Qu’entend-on par "politique des quotas" ?

Une immigration choisie pour une intégration réussie, Georges Wolinski © Musée national de l'histoire et des cultures de l'immigration

Une immigration choisie pour une intégration réussie, Georges Wolinski © Musée national de l'histoire et des cultures de l'immigration

Une politique des quotas vise à limiter l’immigration, en fonction de la nationalité ou de la qualification, pour favoriser l’emploi des nationaux.

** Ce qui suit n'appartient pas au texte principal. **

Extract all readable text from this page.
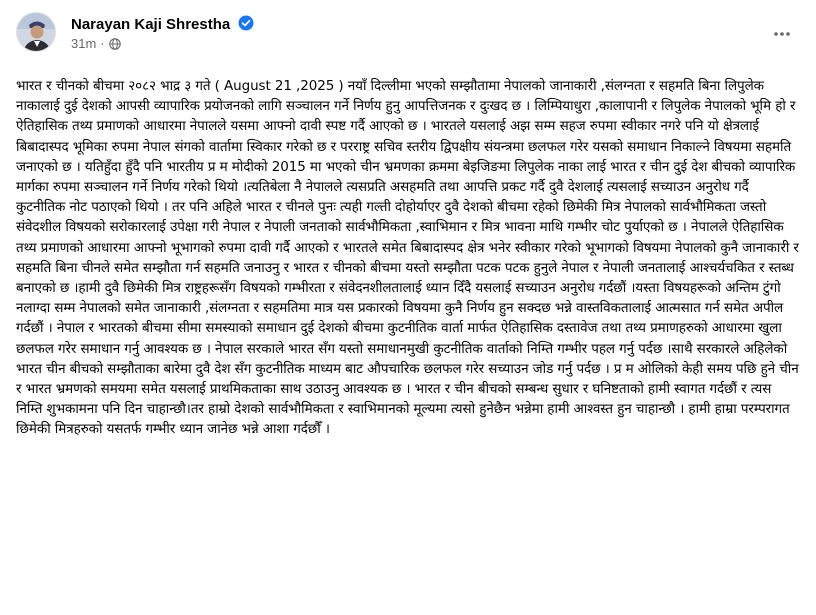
Narayan Kaji Shrestha
31m ·

भारत र चीनको बीचमा २०८२ भाद्र ३ गते ( August 21 ,2025 ) नयाँ दिल्लीमा भएको सम्झौतामा नेपालको जानाकारी ,संलग्नता र सहमति बिना लिपुलेक नाकालाई दुई देशको आपसी व्यापारिक प्रयोजनको लागि सञ्चालन गर्ने निर्णय हुनु आपत्तिजनक र दुःखद छ । लिम्पियाधुरा ,कालापानी र लिपुलेक नेपालको भूमि हो र ऐतिहासिक तथ्य प्रमाणको आधारमा नेपालले यसमा आफ्नो दावी स्पष्ट गर्दै आएको छ । भारतले यसलाई अझ सम्म सहज रुपमा स्वीकार नगरे पनि यो क्षेत्रलाई बिबादास्पद भूमिका रुपमा नेपाल संगको वार्तामा स्विकार गरेको छ र परराष्ट्र सचिव स्तरीय द्विपक्षीय संयन्त्रमा छलफल गरेर यसको समाधान निकाल्ने विषयमा सहमति जनाएको छ । यतिहुँदा हुँदै पनि भारतीय प्र म मोदीको 2015 मा भएको चीन भ्रमणका क्रममा बेइजिङमा लिपुलेक नाका लाई भारत र चीन दुई देश बीचको व्यापारिक मार्गका रुपमा सञ्चालन गर्ने निर्णय गरेको थियो ।त्यतिबेला नै नेपालले त्यसप्रति असहमति तथा आपत्ति प्रकट गर्दै दुवै देशलाई त्यसलाई सच्याउन अनुरोध गर्दै कुटनीतिक नोट पठाएको थियो । तर पनि अहिले भारत र चीनले पुनः त्यही गल्ती दोहोर्याएर दुवै देशको बीचमा रहेको छिमेकी मित्र नेपालको सार्वभौमिकता जस्तो संवेदशील विषयको सरोकारलाई उपेक्षा गरी नेपाल र नेपाली जनताको सार्वभौमिकता ,स्वाभिमान र मित्र भावना माथि गम्भीर चोट पुर्याएको छ । नेपालले ऐतिहासिक तथ्य प्रमाणको आधारमा आफ्नो भूभागको रुपमा दावी गर्दै आएको र भारतले समेत बिबादास्पद क्षेत्र भनेर स्वीकार गरेको भूभागको विषयमा नेपालको कुनै जानाकारी र सहमति बिना चीनले समेत सम्झौता गर्न सहमति जनाउनु र भारत र चीनको बीचमा यस्तो सम्झौता पटक पटक हुनुले नेपाल र नेपाली जनतालाई आश्चर्यचकित र स्तब्ध बनाएको छ ।हामी दुवै छिमेकी मित्र राष्ट्रहरूसँग विषयको गम्भीरता र संवेदनशीलतालाई ध्यान दिँदै यसलाई सच्याउन अनुरोध गर्दछौं ।यस्ता विषयहरूको अन्तिम टुंगो नलाग्दा सम्म नेपालको समेत जानाकारी ,संलग्नता र सहमतिमा मात्र यस प्रकारको विषयमा कुनै निर्णय हुन सक्दछ भन्ने वास्तविकतालाई आत्मसात गर्न समेत अपील गर्दछौं । नेपाल र भारतको बीचमा सीमा समस्याको समाधान दुई देशको बीचमा कुटनीतिक वार्ता मार्फत ऐतिहासिक दस्तावेज तथा तथ्य प्रमाणहरुको आधारमा खुला छलफल गरेर समाधान गर्नु आवश्यक छ । नेपाल सरकाले भारत सँग यस्तो समाधानमुखी कुटनीतिक वार्ताको निम्ति गम्भीर पहल गर्नु पर्दछ ।साथै सरकारले अहिलेको भारत चीन बीचको सम्झौताका बारेमा दुवै देश सँग कुटनीतिक माध्यम बाट औपचारिक छलफल गरेर सच्याउन जोड गर्नु पर्दछ । प्र म ओलिको केही समय पछि हुने चीन र भारत भ्रमणको समयमा समेत यसलाई प्राथमिकताका साथ उठाउनु आवश्यक छ । भारत र चीन बीचको सम्बन्ध सुधार र घनिष्टताको हामी स्वागत गर्दछौं र त्यस निम्ति शुभकामना पनि दिन चाहान्छौ।तर हाम्रो देशको सार्वभौमिकता र स्वाभिमानको मूल्यमा त्यसो हुनेछैन भन्नेमा हामी आश्वस्त हुन चाहान्छौ । हामी हाम्रा परम्परागत छिमेकी मित्रहरुको यसतर्फ गम्भीर ध्यान जानेछ भन्ने आशा गर्दछौँ ।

Elle a été appliquée en France dans les années trente (loi du 10 août 1932 qui accorde la priorité au travail des citoyens français dans l’industrie), mais n’a pas été retenue dans les Ordonnances de 1945 qui ont fixé le cadre juridique des politiques d’accueil et de séjour des étrangers.

Une politique relancée

C’est le candidat puis le président Nicolas Sarkozy qui a relancé cette politique dite des quotas.
Elle suppose de contingenter chaque immigration, soit par profession soit par l’origine nationale des immigrés, soit par "catégories", c’est-à-dire en distinguant les immigrations familiale, étudiante ou professionnelle. Ces "quotas" d’immigrés sont fixés, chaque année, en nombre ou en pourcentage, par rapport au total des entrées d’immigrés.

Une politique en débat

En juillet 2009, selon la Commission sur le cadre constitutionnel de la nouvelle politique d'immigration, présidée par Pierre Mazeaud, les quotas "seraient irréalisables ou sans intérêt". Inapplicables pour l’immigration irrégulière, ils pourraient favoriser la venue d’immigrants nouveaux, incités à venir satisfaire les contingents fixés par les pouvoirs publics. Par ailleurs, en matière d’immigration professionnelle, la législation existe déjà qui encadre l’emploi de nouveaux immigrés. Enfin, la politique visant à limiter le nombre des entrées pour motif familial demeure quant à elle soumise au respect des conventions internationales et au "droit constitutionnel à une vie familiale normale".
Pour les sages, il serait plus judicieux de favoriser les va-et-vient entre le pays d’origine et la France et ainsi rompre avec des politiques publiques vieilles de près de quarante ans.